Interoception: The Deeper Meaning of Body Awareness

I feel strongly that this is the time in our lives when getting “into” our bodies is less about being into our bodies in the “How do I look?” sense, though that is a part of it. But there can also be a psychic effect of physical activity.

So many of us have, to greater or lesser extents, become numb and cut off from our bodies. This lack of connection often increases as we age. We may be saying to ourselves, “Why deal with our bodies now? We’re through having children. We’re beyond trying to appeal to someone else. We don’t even appeal to ourselves!” Numbness especially occurs with people who have been abused or are burdened with obesity, but it is more widespread than that. We can be alienated from feeling our muscles, our heartbeat, our breath within the body. Obviously we are aware of these things, but it can be only on a superficial, disembodied level.

My friend Joan Halifax, a Zen master, has challenged me to consider a deeper significance of body awareness. “We think the mind is between the two ears and is the expression of the brain,” she told me. “But neuroscience shows us that the mind isn’t just in the head; it is throughout the entire body, informing the entire organism.” When we are cut off from our bodies, our thinking becomes disembodied.

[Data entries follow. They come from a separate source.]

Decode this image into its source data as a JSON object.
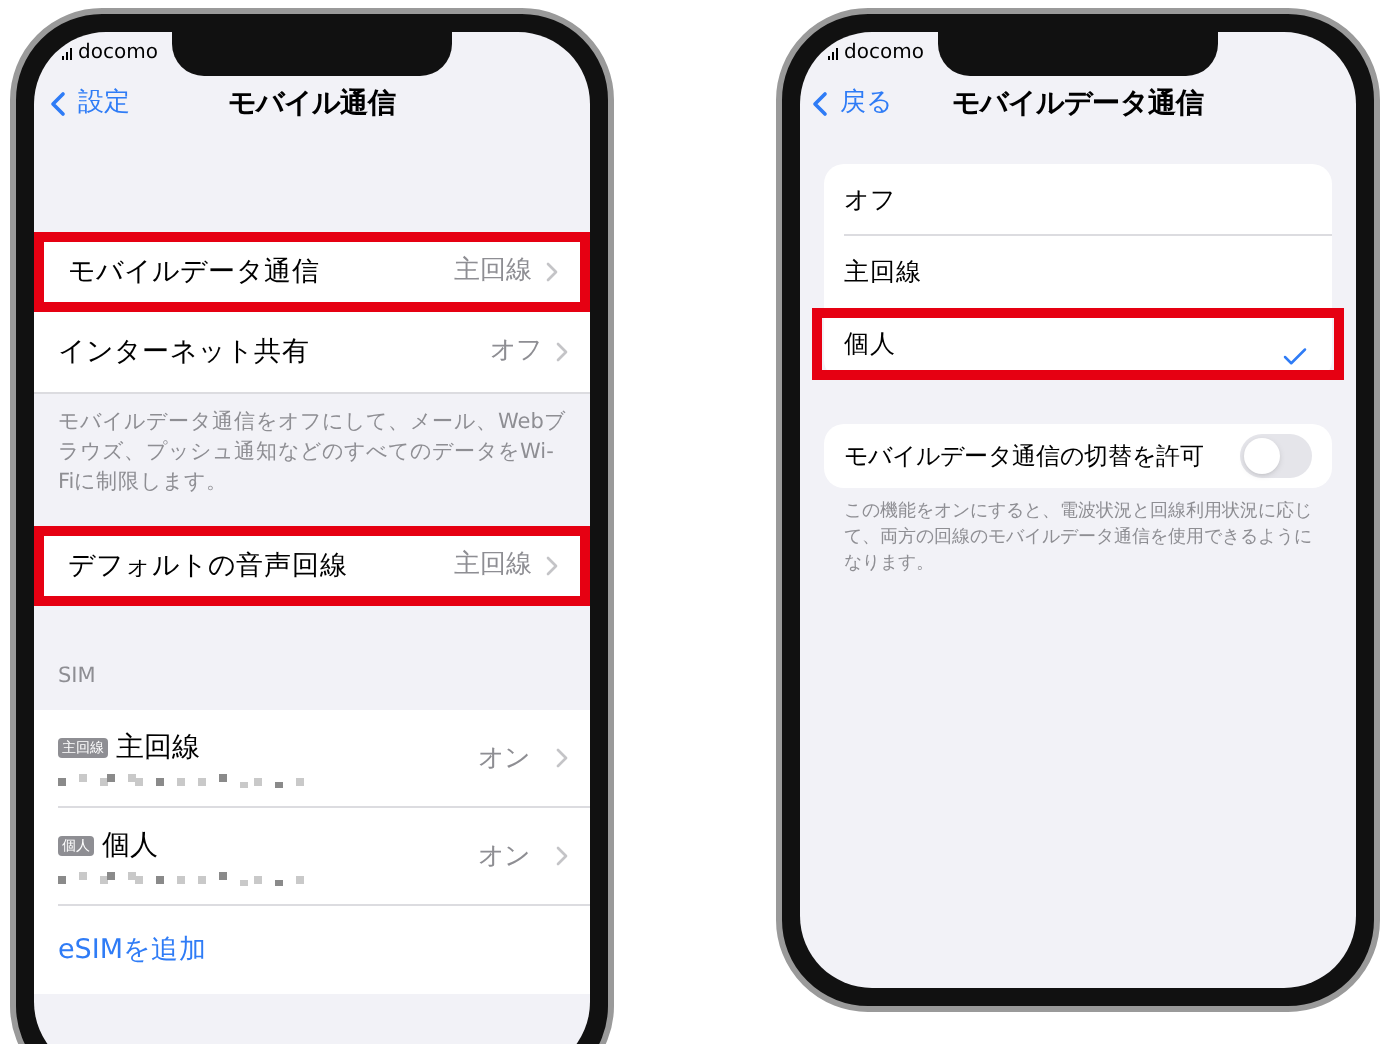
{
  "left_screen": {
    "carrier": "docomo",
    "back_label": "設定",
    "title": "モバイル通信",
    "rows": [
      {
        "label": "モバイルデータ通信",
        "value": "主回線",
        "highlighted": true
      },
      {
        "label": "インターネット共有",
        "value": "オフ",
        "highlighted": false
      }
    ],
    "footnote": "モバイルデータ通信をオフにして、メール、Webブラウズ、プッシュ通知などのすべてのデータをWi-Fiに制限します。",
    "voice_row": {
      "label": "デフォルトの音声回線",
      "value": "主回線",
      "highlighted": true
    },
    "sim_header": "SIM",
    "sim_lines": [
      {
        "badge": "主回線",
        "name": "主回線",
        "value": "オン"
      },
      {
        "badge": "個人",
        "name": "個人",
        "value": "オン"
      }
    ],
    "add_esim": "eSIMを追加"
  },
  "right_screen": {
    "carrier": "docomo",
    "back_label": "戻る",
    "title": "モバイルデータ通信",
    "options": [
      {
        "label": "オフ",
        "selected": false,
        "highlighted": false
      },
      {
        "label": "主回線",
        "selected": false,
        "highlighted": false
      },
      {
        "label": "個人",
        "selected": true,
        "highlighted": true
      }
    ],
    "toggle": {
      "label": "モバイルデータ通信の切替を許可",
      "on": false
    },
    "footnote": "この機能をオンにすると、電波状況と回線利用状況に応じて、両方の回線のモバイルデータ通信を使用できるようになります。"
  }
}
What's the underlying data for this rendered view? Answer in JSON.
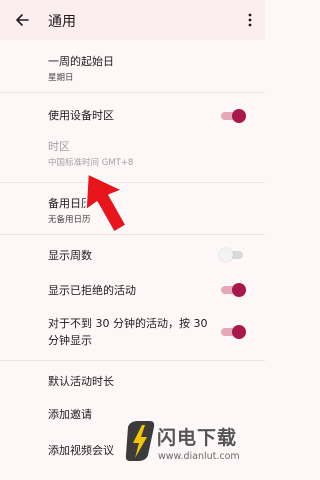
{
  "appbar": {
    "title": "通用",
    "back_icon": "arrow-back-icon",
    "more_icon": "more-vert-icon"
  },
  "settings": {
    "week_start": {
      "title": "一周的起始日",
      "value": "星期日"
    },
    "device_timezone": {
      "title": "使用设备时区",
      "enabled": true
    },
    "timezone": {
      "title": "时区",
      "value": "中国标准时间  GMT+8"
    },
    "alternate_calendar": {
      "title": "备用日历",
      "value": "无备用日历"
    },
    "show_week_number": {
      "title": "显示周数",
      "enabled": false
    },
    "show_declined": {
      "title": "显示已拒绝的活动",
      "enabled": true
    },
    "short_events": {
      "title": "对于不到 30 分钟的活动，按 30 分钟显示",
      "enabled": true
    },
    "default_duration": {
      "title": "默认活动时长"
    },
    "add_invites": {
      "title": "添加邀请"
    },
    "add_video": {
      "title": "添加视频会议"
    }
  },
  "watermark": {
    "name": "闪电下载",
    "url": "www.dianlut.com"
  },
  "colors": {
    "accent": "#a8184b",
    "appbar_bg": "#fbeef0",
    "page_bg": "#fdf7f8",
    "arrow": "#e8161c"
  }
}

I know what that feels like. For years, I suffered from anorexia and bulimia. Food addicts, like all addicts, are inevitably disembodied. By the time I started my Workout business I was not engaging in my food addiction, but I was not healed, either. I guess I was the equivalent of a dry drunk (but for food, not alcohol): one who is sober but has not worked through a twelve-step program. The result was that I spent a lot of time taking up residence next door to myself—disembodied. As I look back over those years of building the Workout business, I think I was instinctively searching for a way to heal myself, to get back into my body. Discovering that I could be in control of my body through exercise, and thereby learning to accept and even love my body, was a first step in making that happen.

I ask you, right now, to put your index and middle fingers on the artery at the side of your throat and feel your pulse. In a moment, I’m going to ask you to stop reading, close your eyes, and sink into your body. When you do, be aware of your breathing, the rise and fall of your chest, your pulse, the sensations inside your body, the feeling of the flesh of your buttocks against the seat, the bottoms of your feet. Don’t rush and don’t forget to breathe. And, with your breath, bring forgiveness into your body for perhaps not being everything you wish it was. Smile into your body. It’s gotten you this far. It deserves your love, respect, and attention.